The research will aim to develop methods to overcome such geometric constraints as overhang angles, thin walls and process repeatability that have prevented metal 3D printing from widespread adoption in the larger world of mass manufacturing and tooling production. The partners will explore the 3D printing of tooling with complex conformal cooling channels for plastic injection molding that cannot be made using traditional methods.

Using HyperWorks, PROTIQ performed topology optimization on an injection mold to remove material where not needed. Conformal cooling was used to shorten cycle times. Images courtesy of Altair.

3D printing injection molding tools could bring about significant benefits. AM marketplace PROTIQ, for instance, uses simulation tools from Altair to perform topology optimization specifically to metal molds, taking into account the loads associated with closing the mold, injecting the material, and closing the mold, as well as the way that heat dissipates throughout the mold.

In one study, PROTIQ removed 75 percent of the weight from a mold, meaning that the tool, which would have normally been too heavy to move by hand, could be changed in the injection molding machine manually. The incorporation of conformal cooling channels into the tool cut cooling time from about 9 or 10 seconds to about 3.2. Altogether, the company suggests that cycle times for injection molding can be reduced by one-third on average.
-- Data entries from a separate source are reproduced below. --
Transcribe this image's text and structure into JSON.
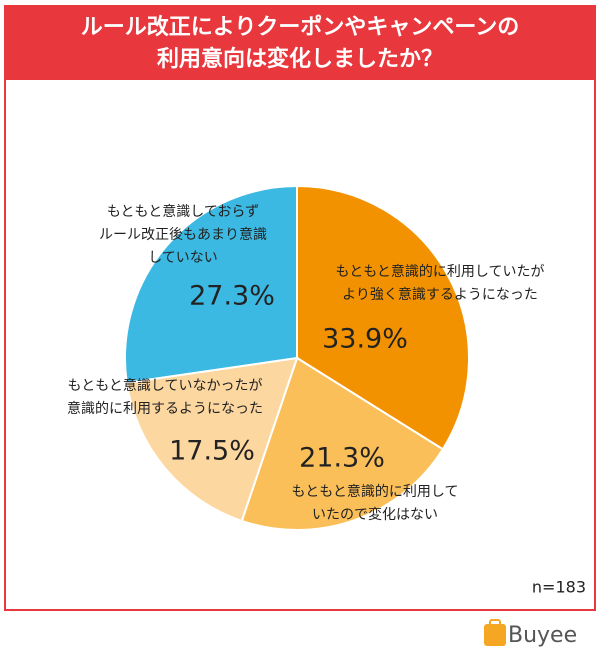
{
  "chart_data": {
    "type": "pie",
    "title": [
      "ルール改正によりクーポンやキャンペーンの",
      "利用意向は変化しましたか？"
    ],
    "categories": [
      [
        "もともと意識的に利用していたが",
        "より強く意識するようになった"
      ],
      [
        "もともと意識的に利用して",
        "いたので変化はない"
      ],
      [
        "もともと意識していなかったが",
        "意識的に利用するようになった"
      ],
      [
        "もともと意識しておらず",
        "ルール改正後もあまり意識",
        "していない"
      ]
    ],
    "values": [
      33.9,
      21.3,
      17.5,
      27.3
    ],
    "value_labels": [
      "33.9%",
      "21.3%",
      "17.5%",
      "27.3%"
    ],
    "colors": [
      "#f39200",
      "#fbbf5a",
      "#fdd7a0",
      "#3cb9e2"
    ],
    "note": "n=183",
    "brand": "Buyee"
  }
}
While PROTIQ, a subsidiary of German industrial manufacturer Phoenix Contact, has developed tools for optimizing and printing injection molding tools, AddUp has its own partnerships to advance its stake in the game. In addition to the new ORNL agreement, the company teamed with French simulation software developers ESI Group to create the Distortion Simulation AddOn module for its 3D printers. AddUp is also working with the IPC trade group to develop a platform for 3D printing injection molds with conformal cooling.

Not only is AddUp shaping up to be a formidable player in the yet-to-be-disrupted space of metal molds, but, with its acquisitions of BeAM and Poly-Shape, it is becoming a significant pillar of the 3D printing industry. Another French 3D printing heavyweight, Prodways, hasn’t been making the news quite as much recently, which makes one wonder if there’s a shake-up taking place in France at the moment.